During this process, I fell prey to binge eating and could easily eat five packets of Tim Tams, two tubes of Pringles, one tray of 36 Ferrero Rochers and one tin of butter cookies IN ONE SITTING even though my stomach was hurting.
Guess what? It was all in vain. I couldn’t lose any weight.
I eventually ran out of money and was forced to give up this “mission”. Throughout university, I became even fatter from all the late-night suppers in hall and I was still burnt out from all the over-exercising. I hated how I looked and I was always hiding in oversized tshirts and FBT shorts.
Towards the end of university though, I lost some weight due to stress at school. That got me started again and I was back to slimming pills and low-calorie diets. I managed to stay at the lower end of 50kg for a couple of years, but by the time I hit 25, the kilos just piled back. I desperately tried to pick up running again and I even did Bikram Yoga for 40 days in a row, but the body eventually settled at 60kg.
My metabolism suffered terribly throughout those years from all the things I did to my body and for a long time, no matter what exercise I did or how I watched my diet, I remained flabby, thus always hiding under baggy clothes.
Then I discovered weights in 2013. I hired a personal trainer for six months and for the first time in my life, I did things like deadlifts, back squats, shoulder presses, bench presses, bicep curls, reverse flys, dumbbell rows and more. My body started changing, becoming toner and firmer.
I felt a lot better about myself and I feel more toned. I realised that we should accept our bodies for what they are and not lose ourselves in trying to force our bodies into something it’s not. Also, we should exercise because we genuinely like it and not because we want to lose weight. That way, it wouldn’t feel like a chore.
I eventually found my confidence through fitness.
I learnt to appreciate the functionality of our bodies – suddenly I am able to lift something so heavy off the ground, I am able to complete so many burpees at one go, I can finish a half-marathon. I’ve competed CrossFit, a high-intensity constantly-varied functional type of fitness, which involves Olympic weightlifting. I will also be attempting my first Ironman 70.3 triathlon later this year, challenging myself to try something different.
Coming to terms with myself finally, I learnt that the numbers on the scale is not a reflection of your self-esteem. We should not be defined by what others think of us, we should not let ourselves be controlled by our weight. Focus more on how you feel and bring out that confidence from within.

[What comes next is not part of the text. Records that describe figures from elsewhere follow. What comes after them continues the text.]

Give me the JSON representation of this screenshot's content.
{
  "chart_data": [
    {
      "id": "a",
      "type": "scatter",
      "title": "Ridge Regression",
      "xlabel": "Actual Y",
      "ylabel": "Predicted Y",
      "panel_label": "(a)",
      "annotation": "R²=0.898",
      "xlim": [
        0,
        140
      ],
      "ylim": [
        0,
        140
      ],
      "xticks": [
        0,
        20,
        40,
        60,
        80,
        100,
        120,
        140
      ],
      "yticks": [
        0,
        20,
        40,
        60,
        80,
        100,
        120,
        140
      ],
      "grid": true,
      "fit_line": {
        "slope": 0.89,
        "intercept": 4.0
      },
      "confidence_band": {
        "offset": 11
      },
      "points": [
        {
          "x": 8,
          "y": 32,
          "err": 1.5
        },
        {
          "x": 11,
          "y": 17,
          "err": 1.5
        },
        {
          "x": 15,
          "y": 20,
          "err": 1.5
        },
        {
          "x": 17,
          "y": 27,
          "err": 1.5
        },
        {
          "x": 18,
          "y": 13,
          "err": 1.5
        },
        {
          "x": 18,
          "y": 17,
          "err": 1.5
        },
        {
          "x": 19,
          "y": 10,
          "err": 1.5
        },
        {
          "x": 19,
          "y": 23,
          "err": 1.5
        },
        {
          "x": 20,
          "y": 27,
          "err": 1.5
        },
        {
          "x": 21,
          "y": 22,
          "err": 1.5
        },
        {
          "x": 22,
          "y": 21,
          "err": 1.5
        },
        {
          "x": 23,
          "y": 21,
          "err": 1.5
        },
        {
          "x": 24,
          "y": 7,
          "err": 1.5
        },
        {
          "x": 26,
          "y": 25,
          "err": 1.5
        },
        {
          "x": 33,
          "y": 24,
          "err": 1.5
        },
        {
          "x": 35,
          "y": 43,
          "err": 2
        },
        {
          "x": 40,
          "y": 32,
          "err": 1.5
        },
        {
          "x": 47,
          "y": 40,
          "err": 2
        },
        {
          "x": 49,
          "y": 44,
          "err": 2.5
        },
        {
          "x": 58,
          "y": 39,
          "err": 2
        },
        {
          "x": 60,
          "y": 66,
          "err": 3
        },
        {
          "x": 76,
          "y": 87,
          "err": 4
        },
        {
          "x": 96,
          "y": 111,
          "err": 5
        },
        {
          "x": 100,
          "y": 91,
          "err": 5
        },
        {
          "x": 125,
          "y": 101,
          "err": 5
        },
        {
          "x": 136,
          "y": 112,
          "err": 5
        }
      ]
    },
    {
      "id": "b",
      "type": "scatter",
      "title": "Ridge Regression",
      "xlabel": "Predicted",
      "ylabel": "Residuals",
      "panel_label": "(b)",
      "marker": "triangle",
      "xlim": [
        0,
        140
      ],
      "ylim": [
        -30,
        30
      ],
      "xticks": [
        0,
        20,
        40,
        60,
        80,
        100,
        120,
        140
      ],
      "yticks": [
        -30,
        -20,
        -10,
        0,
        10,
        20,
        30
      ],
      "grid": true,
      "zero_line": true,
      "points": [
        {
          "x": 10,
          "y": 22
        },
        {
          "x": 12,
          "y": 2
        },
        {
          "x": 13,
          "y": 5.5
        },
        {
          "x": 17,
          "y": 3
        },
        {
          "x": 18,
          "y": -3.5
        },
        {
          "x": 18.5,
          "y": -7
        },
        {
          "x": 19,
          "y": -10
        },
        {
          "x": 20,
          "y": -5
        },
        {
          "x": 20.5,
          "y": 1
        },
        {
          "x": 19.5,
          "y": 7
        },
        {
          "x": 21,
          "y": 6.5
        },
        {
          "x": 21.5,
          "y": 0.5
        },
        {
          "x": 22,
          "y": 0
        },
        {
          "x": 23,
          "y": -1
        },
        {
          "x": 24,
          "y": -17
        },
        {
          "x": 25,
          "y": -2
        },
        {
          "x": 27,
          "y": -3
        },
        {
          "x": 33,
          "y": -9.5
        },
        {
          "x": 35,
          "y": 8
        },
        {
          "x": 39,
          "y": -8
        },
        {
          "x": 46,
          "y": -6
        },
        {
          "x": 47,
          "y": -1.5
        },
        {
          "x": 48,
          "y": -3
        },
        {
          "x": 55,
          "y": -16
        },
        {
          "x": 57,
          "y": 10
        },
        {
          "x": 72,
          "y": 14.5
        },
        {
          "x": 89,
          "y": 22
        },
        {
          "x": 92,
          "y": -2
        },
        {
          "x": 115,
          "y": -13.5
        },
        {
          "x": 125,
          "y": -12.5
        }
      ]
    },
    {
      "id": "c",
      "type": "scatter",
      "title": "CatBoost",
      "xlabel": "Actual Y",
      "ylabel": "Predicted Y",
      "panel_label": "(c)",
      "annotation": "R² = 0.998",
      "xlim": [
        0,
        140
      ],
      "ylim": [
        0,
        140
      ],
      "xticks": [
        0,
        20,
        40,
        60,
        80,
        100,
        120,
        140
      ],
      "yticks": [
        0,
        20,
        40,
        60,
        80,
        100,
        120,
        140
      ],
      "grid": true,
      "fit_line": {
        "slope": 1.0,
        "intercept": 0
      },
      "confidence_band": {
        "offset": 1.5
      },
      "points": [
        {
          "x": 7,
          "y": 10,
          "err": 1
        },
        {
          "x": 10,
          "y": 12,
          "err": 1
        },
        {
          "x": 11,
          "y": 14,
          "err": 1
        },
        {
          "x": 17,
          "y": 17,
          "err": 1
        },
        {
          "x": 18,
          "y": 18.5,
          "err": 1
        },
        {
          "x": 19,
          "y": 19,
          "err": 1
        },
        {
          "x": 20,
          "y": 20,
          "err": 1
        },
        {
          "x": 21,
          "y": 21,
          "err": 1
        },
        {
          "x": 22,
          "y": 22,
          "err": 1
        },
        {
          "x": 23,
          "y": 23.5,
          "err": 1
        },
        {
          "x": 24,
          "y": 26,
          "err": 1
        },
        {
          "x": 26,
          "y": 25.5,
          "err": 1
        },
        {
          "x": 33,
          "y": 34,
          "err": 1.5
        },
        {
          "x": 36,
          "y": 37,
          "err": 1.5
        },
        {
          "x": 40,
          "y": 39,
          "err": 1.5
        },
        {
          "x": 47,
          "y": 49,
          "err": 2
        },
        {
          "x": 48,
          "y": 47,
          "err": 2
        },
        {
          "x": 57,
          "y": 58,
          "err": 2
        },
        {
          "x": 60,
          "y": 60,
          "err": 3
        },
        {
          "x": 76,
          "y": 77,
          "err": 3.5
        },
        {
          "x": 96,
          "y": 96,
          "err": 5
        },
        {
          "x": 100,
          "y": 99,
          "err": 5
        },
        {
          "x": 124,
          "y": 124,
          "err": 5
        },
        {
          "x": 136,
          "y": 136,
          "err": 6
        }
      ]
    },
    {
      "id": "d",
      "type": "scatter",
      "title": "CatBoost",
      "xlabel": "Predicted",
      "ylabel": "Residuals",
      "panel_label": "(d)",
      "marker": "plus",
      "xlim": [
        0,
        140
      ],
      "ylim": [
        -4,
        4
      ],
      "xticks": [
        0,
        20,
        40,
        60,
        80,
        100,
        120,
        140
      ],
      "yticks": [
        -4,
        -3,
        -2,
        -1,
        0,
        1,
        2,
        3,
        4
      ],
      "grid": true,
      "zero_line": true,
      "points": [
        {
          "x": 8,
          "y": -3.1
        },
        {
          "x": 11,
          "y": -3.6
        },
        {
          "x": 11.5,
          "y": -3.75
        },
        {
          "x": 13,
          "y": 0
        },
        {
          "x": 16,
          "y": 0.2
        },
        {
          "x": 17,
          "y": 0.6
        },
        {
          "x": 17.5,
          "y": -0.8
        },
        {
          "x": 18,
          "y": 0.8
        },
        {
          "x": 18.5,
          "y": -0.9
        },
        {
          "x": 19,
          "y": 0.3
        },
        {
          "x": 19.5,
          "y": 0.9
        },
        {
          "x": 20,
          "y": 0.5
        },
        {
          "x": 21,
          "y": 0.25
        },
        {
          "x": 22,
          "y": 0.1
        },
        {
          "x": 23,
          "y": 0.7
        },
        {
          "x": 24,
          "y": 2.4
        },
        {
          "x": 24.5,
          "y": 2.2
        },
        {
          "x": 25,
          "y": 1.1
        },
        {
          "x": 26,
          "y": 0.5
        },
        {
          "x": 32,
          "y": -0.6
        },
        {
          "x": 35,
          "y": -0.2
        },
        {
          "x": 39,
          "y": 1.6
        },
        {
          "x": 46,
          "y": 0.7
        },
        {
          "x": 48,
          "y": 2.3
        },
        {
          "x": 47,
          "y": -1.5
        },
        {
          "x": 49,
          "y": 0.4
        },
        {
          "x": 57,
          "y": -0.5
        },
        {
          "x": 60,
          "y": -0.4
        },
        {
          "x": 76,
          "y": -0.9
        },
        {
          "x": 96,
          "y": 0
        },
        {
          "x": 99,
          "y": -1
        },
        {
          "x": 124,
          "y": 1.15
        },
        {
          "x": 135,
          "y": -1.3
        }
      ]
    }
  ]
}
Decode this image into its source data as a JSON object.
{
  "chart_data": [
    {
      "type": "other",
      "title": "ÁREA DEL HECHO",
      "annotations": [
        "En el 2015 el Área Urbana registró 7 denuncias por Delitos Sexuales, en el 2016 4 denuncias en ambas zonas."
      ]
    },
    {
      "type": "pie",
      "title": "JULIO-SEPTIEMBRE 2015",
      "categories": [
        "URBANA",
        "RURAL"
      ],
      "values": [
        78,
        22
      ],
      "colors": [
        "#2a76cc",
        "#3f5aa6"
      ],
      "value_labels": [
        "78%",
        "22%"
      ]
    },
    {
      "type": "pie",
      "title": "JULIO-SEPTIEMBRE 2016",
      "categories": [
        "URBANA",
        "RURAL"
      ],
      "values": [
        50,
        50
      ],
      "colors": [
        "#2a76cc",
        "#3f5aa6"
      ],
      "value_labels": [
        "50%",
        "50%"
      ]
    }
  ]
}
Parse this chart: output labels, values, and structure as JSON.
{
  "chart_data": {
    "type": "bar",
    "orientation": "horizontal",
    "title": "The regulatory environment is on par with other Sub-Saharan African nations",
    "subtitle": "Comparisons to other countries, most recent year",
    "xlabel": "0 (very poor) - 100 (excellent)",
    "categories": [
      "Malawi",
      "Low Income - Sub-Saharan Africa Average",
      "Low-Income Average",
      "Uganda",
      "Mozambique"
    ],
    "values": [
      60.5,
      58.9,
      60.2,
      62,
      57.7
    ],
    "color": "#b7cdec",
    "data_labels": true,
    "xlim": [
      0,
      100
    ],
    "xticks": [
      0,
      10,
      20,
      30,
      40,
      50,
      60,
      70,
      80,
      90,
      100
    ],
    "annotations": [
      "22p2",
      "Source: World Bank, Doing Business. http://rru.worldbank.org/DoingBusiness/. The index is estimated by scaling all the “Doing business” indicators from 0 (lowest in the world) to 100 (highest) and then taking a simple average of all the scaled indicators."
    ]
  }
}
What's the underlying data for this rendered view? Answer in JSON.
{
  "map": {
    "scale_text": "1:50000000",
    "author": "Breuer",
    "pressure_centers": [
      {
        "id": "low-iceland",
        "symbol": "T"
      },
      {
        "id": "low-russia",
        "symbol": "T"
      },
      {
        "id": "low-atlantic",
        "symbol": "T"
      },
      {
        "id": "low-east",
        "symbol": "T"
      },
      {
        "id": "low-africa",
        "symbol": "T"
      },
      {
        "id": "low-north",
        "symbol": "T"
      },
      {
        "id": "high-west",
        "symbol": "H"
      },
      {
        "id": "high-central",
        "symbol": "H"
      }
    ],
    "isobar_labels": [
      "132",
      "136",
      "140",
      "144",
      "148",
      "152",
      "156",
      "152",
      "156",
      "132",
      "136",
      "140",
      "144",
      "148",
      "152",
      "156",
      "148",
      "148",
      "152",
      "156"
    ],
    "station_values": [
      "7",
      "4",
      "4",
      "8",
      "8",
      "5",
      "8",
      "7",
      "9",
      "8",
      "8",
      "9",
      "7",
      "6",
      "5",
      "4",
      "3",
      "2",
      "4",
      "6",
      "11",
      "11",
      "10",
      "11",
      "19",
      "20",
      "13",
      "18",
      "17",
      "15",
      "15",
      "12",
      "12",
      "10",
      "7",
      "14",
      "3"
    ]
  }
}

It’s been over a decade now, but I’m glad I finally saw the light at the end of the tunnel. The endless chase of being skinny was exhausting me in all ways – emotionally, physically, mentally, financially – and I wasn’t happy. At all. I always felt I wasn’t good nor pretty enough to deserve certain things.
Sustainable results take time. Quick fixes can only give you temporary contentment, before you fall back into the sinkhole. Adopt an active lifestyle, take care of your body well and it will reward you ultimately.
The mindset towards our bodies is very important and I hope you realise that putting pressure on yourself to look a certain way is not healthy. If you truly love yourself, you wouldn’t let yourself starve yourselves thin or sit around on the couch and do nothing.
The struggle is real and it isn’t easy to accept ourselves fully, but it’s not impossible. You’re also not alone in this. I wish there was a support community I could turn to back then, hence I initiated Rock The Naked Truth, a body image movement to help others take care of their bodies well and find their confidence whilst having a support community.
All of us have our own set of insecurities that affect our self-esteem. It could be about our weight, hair, skin, teeth or a medical condition. That doesn’t mean you aren’t beautiful, that doesn’t mean you’re not an inspiration to others.